Friday 27 September 2013

5 Types of Portfolio To Increase Your Returns: Part 3

Hey, welcome back... So far we have seen three very different strategies for building Portfolios- Defensive, Fixed Income and Aggressive.(Read more about Defensive Portfolio and Income & Aggressive Portfolio .) So, two of the most fascinating ways to diversify your assets are Speculative portfolio and Hybrid Portfolio.

The Speculative way of doing it: Speculative Portfolio

Have you ever played a gamble? If yes, it's fine and if no, then it's fine too. Don't worry I am going to talk about gambling here. But when it comes to the part of Speculative Portfolio, it comes closest to a pure gamble. As an investor, you buy speculative stocks for spectacular gains rather than normal ones. However, it presents more risk than other type of portfolio. 

Where to invest?

Examples of speculative 'plays' include Initial Public Offerings(IPOs), technology or health care firms that are working or researching on a new product or a breakthrough technology, a new oil company yet to release its first production results. Another classic example of speculative play is to make an investment decision based upon the rumor that the company is subject to a takeover. Some say that the leveraged ETFs in today's market represent speculation also.

The Highs and Lows of it

A speculative portfolio is the riskiest way of investing money. But with great risks comes greater returns. Again, these types of investments are alluring: if you pick the right stock your returns could go sky-high, but the downfalls are also scary.

What to do then?

Speculative portfolios are the ones that require the most homework. Before investing in any stocks it is essential to examine the management quality of the firm, but this becomes even more important in the speculative end of the town. One needs to be aware of the happenings about the company and confident that the management can carry  out the targeted plan of action. The one thing every investor should remember is that speculative stocks are typically trades rather than the classic 'buy and hold' investment. The rule of thumb is to 'buy low sell high'. It is advisable that one should invest a maximum of 10% of assets to fund a speculative portfolio. All that being said, if you call the right shot, you could end up with returns that dwarf those of your other investments.

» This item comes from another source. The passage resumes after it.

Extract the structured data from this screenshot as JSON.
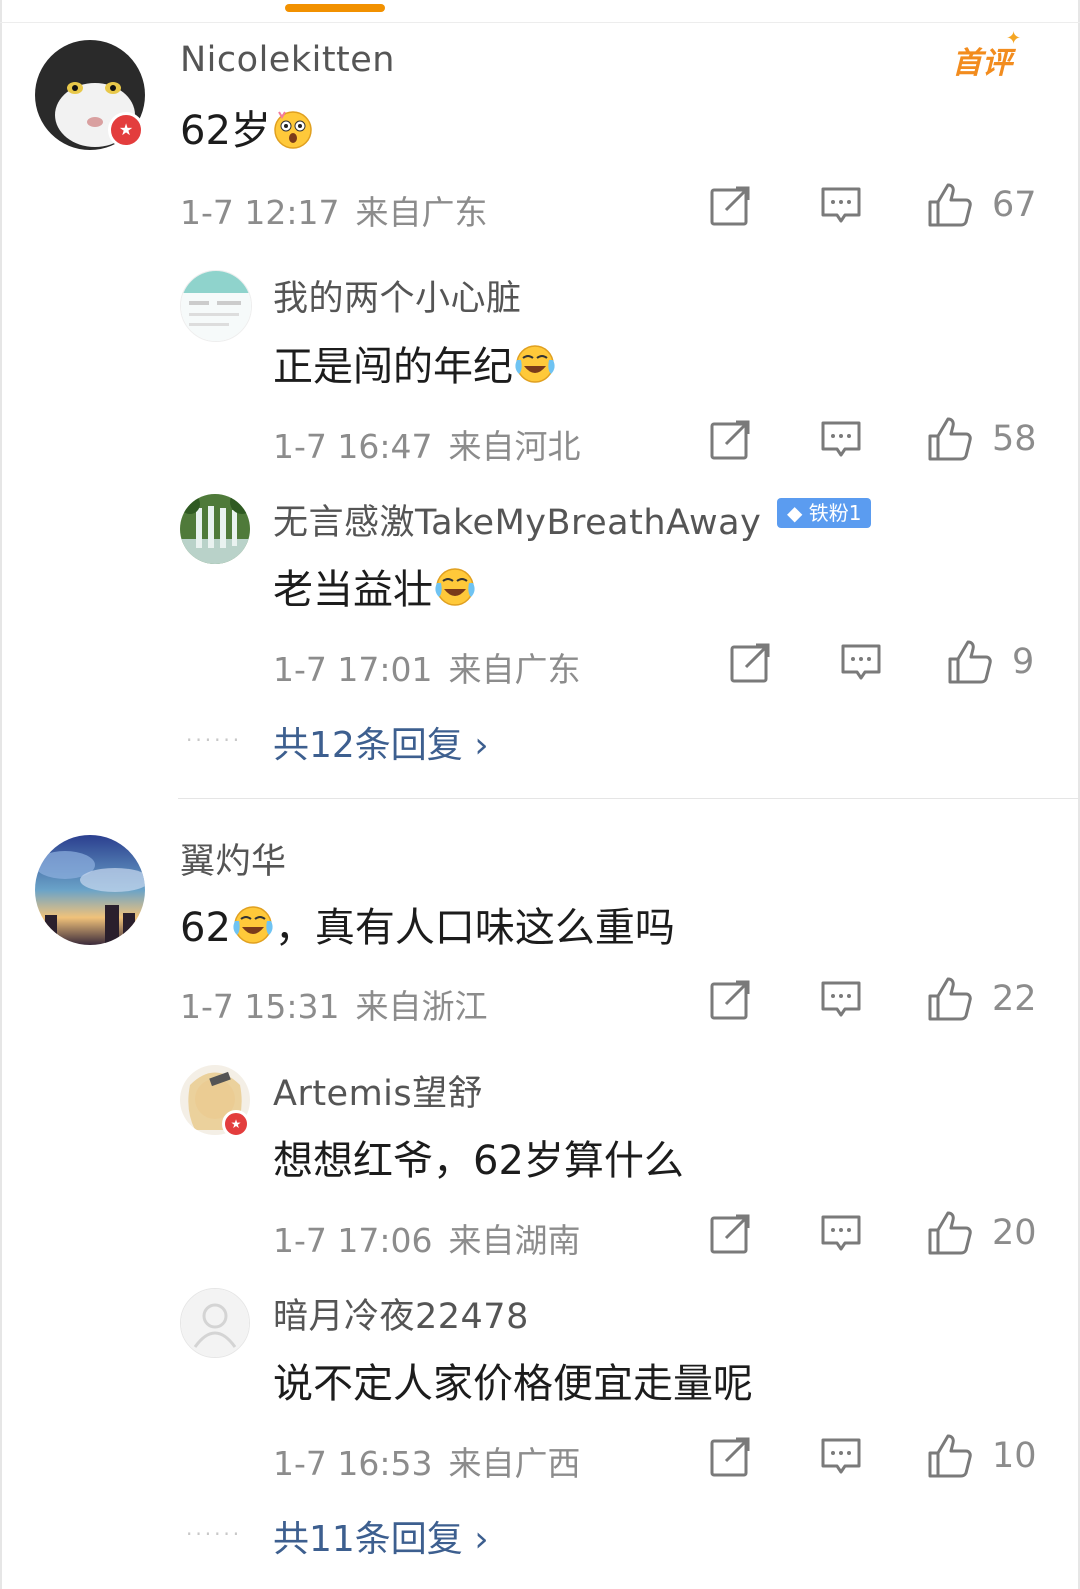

Hybrid Portfolio- Best of Both Worlds!!!

Yes, you heard it right. The main objective of these funds is to offer you the benefits of both- equity and debt. Hybrid funds do well in case the markets are going down, as they have the cushion of debt. So, they are better equipped in handling the ups and downs of the market. However, in case of rising markets, they may not deliver in comparison to their (100%) equity counterparts.

Allocating it properly

Basically, a hybrid portfolio would include a mix of stocks and bonds in a relatively fixed allocation proportions. This type of approach offers diversification benefits across different asset classes, since equities and fixed income securities have negative correlation with one another. It can also consist a mix of blue chip stocks and bonds in a rigid allocation proportions. Generally, allocation is done in 70/30 ratio, 70% exposure to equity and 30% to debt.
Hybrid Portfolio

Making it work for you

There is a lot of flexibility in the hybrid portfolio approach. It means venturing into other investments, such as bonds, real estate, commodities. REITs and MLPs can also be a part of your investment allocation. The principle behind this approach is to allocate your assets in various ways so that they have negative correlation. For example, government bonds tend to offer higher yields during recession times and this balances out the dips that the stock market takes during these periods.

Bottom Line

Having laid out all the strategies on how to invest your assets, investors should consider in investing in all types of portfolio in a variety of ways and to see which works for them best. This will not only increase your returns but also cover you for the risks associated with the market to a great extent. Despite the extra effort required for this, it will boost your confidence as an investor and devising a strategy of your own for the long run.